Our goal is to help identify MOGAD from other demyelinating disorders and alert physicians of problematic issues in MOGAD.
In this research topic, we aim to provide up-to-date information on MOGAD regarding demographic data, neuroimmunological mechanism, clinical manifestations, diagnostic dilemma, and management of
MOGAD.
Thus, topic editors will welcome any types of manuscripts supported by the Journal – comprised of the research article, brief research article, review, and mini-review – pertaining, but not limited to the following themes:
• Epidemiology and genetic association of MOG Antibody-Associated Disorders (MOGAD)
• Pathology of MOGAD
• Neuroimmunology of MOGAD. Is it another entity from NMOSD?

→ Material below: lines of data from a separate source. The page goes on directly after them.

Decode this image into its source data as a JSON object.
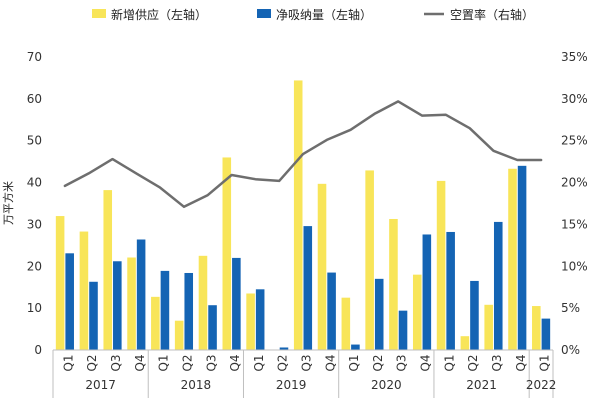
{
  "chart_data": {
    "type": "bar",
    "ylabel": "万平方米",
    "ylim": [
      0,
      70
    ],
    "y2lim": [
      0,
      0.35
    ],
    "y_ticks": [
      "0",
      "10",
      "20",
      "30",
      "40",
      "50",
      "60",
      "70"
    ],
    "y2_ticks": [
      "0%",
      "5%",
      "10%",
      "15%",
      "20%",
      "25%",
      "30%",
      "35%"
    ],
    "legend_position": "top",
    "categories": [
      "Q1",
      "Q2",
      "Q3",
      "Q4",
      "Q1",
      "Q2",
      "Q3",
      "Q4",
      "Q1",
      "Q2",
      "Q3",
      "Q4",
      "Q1",
      "Q2",
      "Q3",
      "Q4",
      "Q1",
      "Q2",
      "Q3",
      "Q4",
      "Q1"
    ],
    "years": [
      {
        "label": "2017",
        "count": 4
      },
      {
        "label": "2018",
        "count": 4
      },
      {
        "label": "2019",
        "count": 4
      },
      {
        "label": "2020",
        "count": 4
      },
      {
        "label": "2021",
        "count": 4
      },
      {
        "label": "2022",
        "count": 1
      }
    ],
    "series": [
      {
        "name": "新增供应（左轴）",
        "type": "bar",
        "axis": "left",
        "color": "#F8E559",
        "values": [
          32.0,
          28.3,
          38.2,
          22.1,
          12.7,
          7.0,
          22.5,
          46.0,
          13.5,
          0,
          64.4,
          39.7,
          12.5,
          42.9,
          31.3,
          18.0,
          40.4,
          3.3,
          10.8,
          43.3,
          10.5
        ]
      },
      {
        "name": "净吸纳量（左轴）",
        "type": "bar",
        "axis": "left",
        "color": "#1464B4",
        "values": [
          23.1,
          16.3,
          21.2,
          26.4,
          18.9,
          18.4,
          10.7,
          22.0,
          14.5,
          0.6,
          29.6,
          18.5,
          1.3,
          17.0,
          9.4,
          27.6,
          28.2,
          16.5,
          30.6,
          44.0,
          7.5
        ]
      },
      {
        "name": "空置率（右轴）",
        "type": "line",
        "axis": "right",
        "color": "#6E6E6E",
        "values": [
          0.196,
          0.211,
          0.228,
          0.211,
          0.194,
          0.171,
          0.185,
          0.209,
          0.204,
          0.202,
          0.234,
          0.251,
          0.263,
          0.282,
          0.297,
          0.28,
          0.281,
          0.265,
          0.238,
          0.227,
          0.227
        ]
      }
    ]
  }
}
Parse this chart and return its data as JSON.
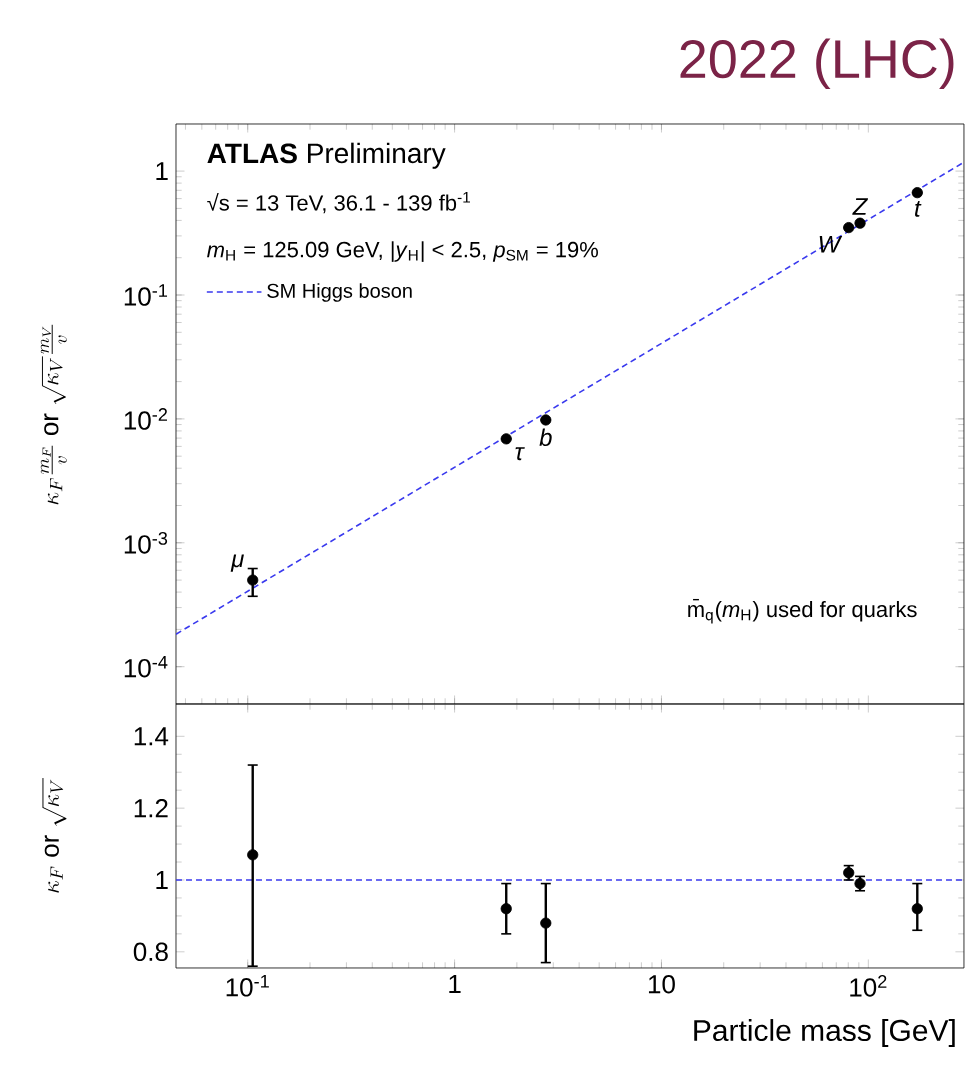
{
  "chart_data": [
    {
      "type": "scatter",
      "title": "2022 (LHC)",
      "ylabel": "\\kappa_F\\frac{m_F}{v}\\mathrm{~or~}\\sqrt{\\kappa_V}\\frac{m_V}{v}",
      "log": "xy",
      "xlim": [
        0.045,
        290
      ],
      "ylim": [
        5e-05,
        2.4
      ],
      "yticks": [
        {
          "value": 0.0001,
          "label": "10$^{-4}$"
        },
        {
          "value": 0.001,
          "label": "10$^{-3}$"
        },
        {
          "value": 0.01,
          "label": "10$^{-2}$"
        },
        {
          "value": 0.1,
          "label": "10$^{-1}$"
        },
        1
      ],
      "tick_labels": "y",
      "legend": "top left",
      "series": [
        {
          "color": "#000000",
          "x": [
            0.1057,
            1.777,
            2.76,
            80.4,
            91.2,
            172.5
          ],
          "values": [
            0.0005,
            0.0069,
            0.0098,
            0.35,
            0.38,
            0.67
          ],
          "errors": [
            [
              0.00037,
              0.00062
            ],
            null,
            null,
            null,
            null,
            null
          ]
        },
        {
          "type": "line",
          "name": "SM Higgs boson",
          "color": "#3a3aee",
          "line_style": "dashed",
          "marker": "none",
          "x": [
            0.045,
            290
          ],
          "values": [
            0.000183,
            1.18
          ]
        }
      ],
      "annotations": [
        "**ATLAS** Preliminary",
        "√s = 13 TeV, 36.1 - 139 fb$^{-1}$",
        "*m*$_{H}$ = 125.09 GeV, |*y*$_{H}$| < 2.5, *p*$_{SM}$ = 19%",
        "m̄$_{q}$(*m*$_{H}$) used for quarks",
        {
          "text": "μ",
          "x": 0.1057,
          "y": 0.0005
        },
        {
          "text": "τ",
          "x": 1.777,
          "y": 0.0069
        },
        {
          "text": "b",
          "x": 2.76,
          "y": 0.0098
        },
        {
          "text": "W",
          "x": 80.4,
          "y": 0.35
        },
        {
          "text": "Z",
          "x": 91.2,
          "y": 0.38
        },
        {
          "text": "t",
          "x": 172.5,
          "y": 0.67
        }
      ]
    },
    {
      "type": "scatter",
      "xlabel": "Particle mass [GeV]",
      "ylabel": "\\kappa_F\\mathrm{~or~}\\sqrt{\\kappa_V}",
      "log": "x",
      "xlim": [
        0.045,
        290
      ],
      "ylim": [
        0.755,
        1.49
      ],
      "xticks": [
        {
          "value": 0.1,
          "label": "10$^{-1}$"
        },
        1,
        10,
        {
          "value": 100,
          "label": "10$^{2}$"
        }
      ],
      "yticks": [
        0.8,
        1,
        1.2,
        1.4
      ],
      "series": [
        {
          "color": "#000000",
          "x": [
            0.1057,
            1.777,
            2.76,
            80.4,
            91.2,
            172.5
          ],
          "values": [
            1.07,
            0.92,
            0.88,
            1.02,
            0.99,
            0.92
          ],
          "errors": [
            [
              0.76,
              1.32
            ],
            [
              0.85,
              0.99
            ],
            [
              0.77,
              0.99
            ],
            [
              1.0,
              1.04
            ],
            [
              0.97,
              1.01
            ],
            [
              0.86,
              0.99
            ]
          ]
        }
      ],
      "ref_lines": [
        {
          "axis": "y",
          "value": 1,
          "color": "#3a3aee",
          "line_style": "dashed"
        }
      ]
    }
  ]
}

• MOGAD associated myelitis
• MOGAD associated visual disturbance
• Age-Related Clinical Differences in MOGAD
• How to diagnose MOGAD?
• Serum and Cerebrospinal Fluid Biomarkers in MOGAD
• Optical Coherence Tomography (OCT) and Optical Coherence Tomography Angiography (OCTA) in MOGAD. What differs from other demyelinating diseases
• Neuroimaging findings in MOGAD–MRI
• MOG Antibody Disease (MOGAD) Prognosis & Management
We acknowledge the funding of the manuscripts published in this Research Topic by The Sumaira Foundation. We hereby state publicly that The Sumaira Foundation has had no editorial input in articles included in this Research Topic, thus ensuring that all aspects of this Research Topic are evaluated objectively, unbiased by any specific policy or opinion of The Sumaira Foundation.